Достал перочинный нож, очинил грифель. Точными движениями начал набрасывать по памяти план текинского укрепления, ставить размеры.
Откинув полог, просунул голову усатый фельдфебель:
– Ваше благородие, велите подать чай? Самовар вскипел.
– Давай.
Ротный поставил ободранные кружки, жестяную коробку из-под ландрина. Пригласил:
– Угощайтесь, Иван Андреевич. Небогато, по-походному. Халва из Чекишляра. Не «Жорж Борман», разумеется, но есть можно.
Инженер-подпоручик долго грел руки горячей кружкой. Пехотинец заметил:
– По ночам холодно. Печек не хватает, нижние чины мёрзнут. Скорей бы уж штурм.
– За Михаилом Дмитриевичем дело не станет. Думаю, пять дней, от силы – семь, и пойдём на приступ.
– Да уж, с генералом нам повезло, – согласился поручик, – пора бы эту болячку текинскую выковырять. Но лихой народ, скажу вам. Постоянно вылазки. Вчера-то слышали?
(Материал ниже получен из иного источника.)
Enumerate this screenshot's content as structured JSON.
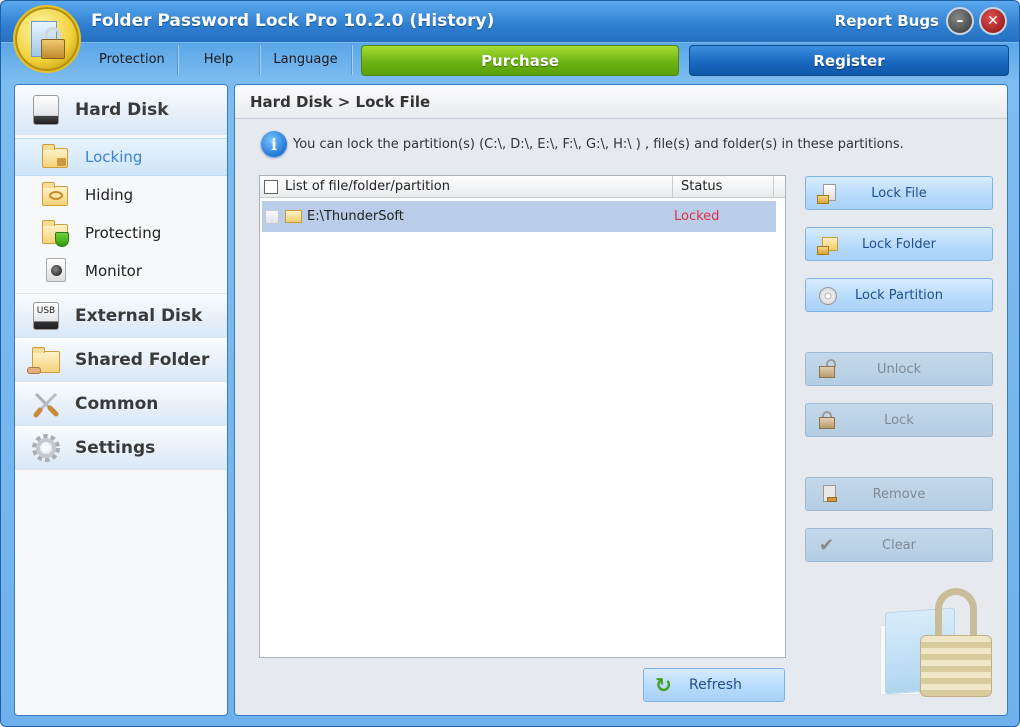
{
  "window": {
    "title": "Folder Password Lock Pro 10.2.0 (History)",
    "report_bugs": "Report Bugs",
    "minimize_glyph": "–",
    "close_glyph": "✕"
  },
  "menu": {
    "items": [
      {
        "label": "Protection"
      },
      {
        "label": "Help"
      },
      {
        "label": "Language"
      }
    ],
    "purchase_label": "Purchase",
    "register_label": "Register",
    "purchase_color": "#6fb414",
    "register_color": "#1a68c0"
  },
  "sidebar": {
    "categories": [
      {
        "label": "Hard Disk",
        "icon": "hard-disk-icon",
        "expanded": true,
        "items": [
          {
            "label": "Locking",
            "icon": "folder-lock-icon",
            "active": true
          },
          {
            "label": "Hiding",
            "icon": "folder-hide-icon",
            "active": false
          },
          {
            "label": "Protecting",
            "icon": "folder-shield-icon",
            "active": false
          },
          {
            "label": "Monitor",
            "icon": "monitor-camera-icon",
            "active": false
          }
        ]
      },
      {
        "label": "External Disk",
        "icon": "usb-drive-icon",
        "usb_text": "USB"
      },
      {
        "label": "Shared Folder",
        "icon": "shared-folder-icon"
      },
      {
        "label": "Common",
        "icon": "tools-icon"
      },
      {
        "label": "Settings",
        "icon": "gear-icon"
      }
    ]
  },
  "main": {
    "breadcrumb": "Hard Disk > Lock File",
    "info_icon_glyph": "i",
    "info_text": "You can lock the partition(s)  (C:\\, D:\\, E:\\, F:\\, G:\\, H:\\ ) , file(s) and folder(s) in these partitions.",
    "list": {
      "columns": [
        "List of file/folder/partition",
        "Status"
      ],
      "rows": [
        {
          "name": "E:\\ThunderSoft",
          "status": "Locked",
          "status_color": "#e0303e",
          "selected": true
        }
      ]
    },
    "actions": [
      {
        "label": "Lock File",
        "enabled": true
      },
      {
        "label": "Lock Folder",
        "enabled": true
      },
      {
        "label": "Lock Partition",
        "enabled": true
      },
      {
        "label": "Unlock",
        "enabled": false
      },
      {
        "label": "Lock",
        "enabled": false
      },
      {
        "label": "Remove",
        "enabled": false
      },
      {
        "label": "Clear",
        "enabled": false
      }
    ],
    "refresh_label": "Refresh",
    "refresh_glyph": "↻",
    "check_glyph": "✔"
  }
}
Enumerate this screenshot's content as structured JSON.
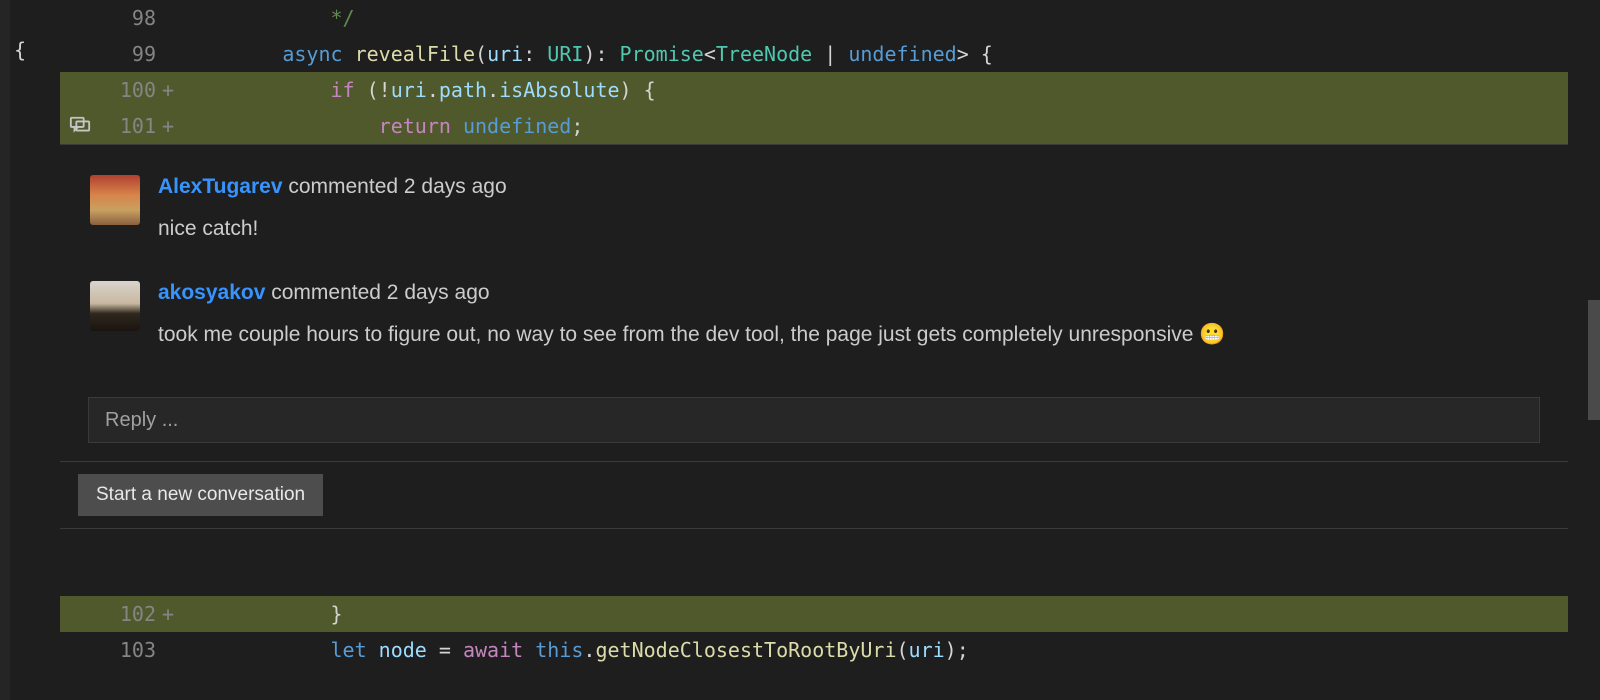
{
  "code": {
    "lines": [
      {
        "num": "98",
        "added": false,
        "plus": "",
        "tokens": [
          {
            "cls": "tok-comment",
            "text": "            */"
          }
        ]
      },
      {
        "num": "99",
        "added": false,
        "plus": "",
        "tokens": [
          {
            "cls": "",
            "text": "        "
          },
          {
            "cls": "tok-kw",
            "text": "async"
          },
          {
            "cls": "",
            "text": " "
          },
          {
            "cls": "tok-fn",
            "text": "revealFile"
          },
          {
            "cls": "tok-punc",
            "text": "("
          },
          {
            "cls": "tok-var",
            "text": "uri"
          },
          {
            "cls": "tok-punc",
            "text": ": "
          },
          {
            "cls": "tok-type",
            "text": "URI"
          },
          {
            "cls": "tok-punc",
            "text": "): "
          },
          {
            "cls": "tok-type",
            "text": "Promise"
          },
          {
            "cls": "tok-punc",
            "text": "<"
          },
          {
            "cls": "tok-type",
            "text": "TreeNode"
          },
          {
            "cls": "tok-punc",
            "text": " | "
          },
          {
            "cls": "tok-kw",
            "text": "undefined"
          },
          {
            "cls": "tok-punc",
            "text": "> {"
          }
        ]
      },
      {
        "num": "100",
        "added": true,
        "plus": "+",
        "tokens": [
          {
            "cls": "",
            "text": "            "
          },
          {
            "cls": "tok-ctrl",
            "text": "if"
          },
          {
            "cls": "tok-punc",
            "text": " (!"
          },
          {
            "cls": "tok-var",
            "text": "uri"
          },
          {
            "cls": "tok-punc",
            "text": "."
          },
          {
            "cls": "tok-var",
            "text": "path"
          },
          {
            "cls": "tok-punc",
            "text": "."
          },
          {
            "cls": "tok-var",
            "text": "isAbsolute"
          },
          {
            "cls": "tok-punc",
            "text": ") {"
          }
        ]
      },
      {
        "num": "101",
        "added": true,
        "plus": "+",
        "icon": "comment",
        "tokens": [
          {
            "cls": "",
            "text": "                "
          },
          {
            "cls": "tok-ctrl",
            "text": "return"
          },
          {
            "cls": "",
            "text": " "
          },
          {
            "cls": "tok-kw",
            "text": "undefined"
          },
          {
            "cls": "tok-punc",
            "text": ";"
          }
        ]
      }
    ],
    "bottom_lines": [
      {
        "num": "102",
        "added": true,
        "plus": "+",
        "tokens": [
          {
            "cls": "",
            "text": "            "
          },
          {
            "cls": "tok-punc",
            "text": "}"
          }
        ]
      },
      {
        "num": "103",
        "added": false,
        "plus": "",
        "tokens": [
          {
            "cls": "",
            "text": "            "
          },
          {
            "cls": "tok-kw",
            "text": "let"
          },
          {
            "cls": "",
            "text": " "
          },
          {
            "cls": "tok-var",
            "text": "node"
          },
          {
            "cls": "",
            "text": " = "
          },
          {
            "cls": "tok-ctrl",
            "text": "await"
          },
          {
            "cls": "",
            "text": " "
          },
          {
            "cls": "tok-kw",
            "text": "this"
          },
          {
            "cls": "tok-punc",
            "text": "."
          },
          {
            "cls": "tok-fn",
            "text": "getNodeClosestToRootByUri"
          },
          {
            "cls": "tok-punc",
            "text": "("
          },
          {
            "cls": "tok-var",
            "text": "uri"
          },
          {
            "cls": "tok-punc",
            "text": ");"
          }
        ]
      }
    ],
    "left_brace": "{"
  },
  "thread": {
    "comments": [
      {
        "author": "AlexTugarev",
        "meta": " commented 2 days ago",
        "body": "nice catch!"
      },
      {
        "author": "akosyakov",
        "meta": " commented 2 days ago",
        "body": "took me couple hours to figure out, no way to see from the dev tool, the page just gets completely unresponsive 😬"
      }
    ],
    "reply_placeholder": "Reply ...",
    "new_conversation_label": "Start a new conversation"
  }
}
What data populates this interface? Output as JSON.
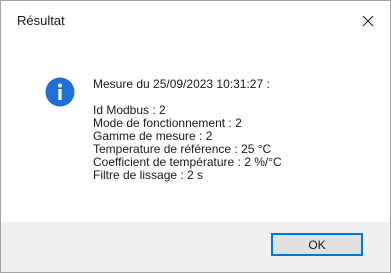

– Про второй редут? Да, полсотни погибших. И горную пушку утащили.
– И полковое знамя, – кивнул поручик, – позор неслыханный. Скобелев собирал офицеров. Обещал пока не докладывать в Петербург, дать возможность исправиться, в штурме вернуть знамя, смыть конфузию. А то ведь расформируют полк. Из-за каких-то дикарей.
Поручик вздохнул. Поднялся, накинул шинель.
– Пойду проверю посты. А вы, Иван Андреевич, оставайтесь-ка у нас. С рассветом закончите рекогносцировку, чего вам туда-сюда мотаться? Вот и кровать походная в вашем распоряжении.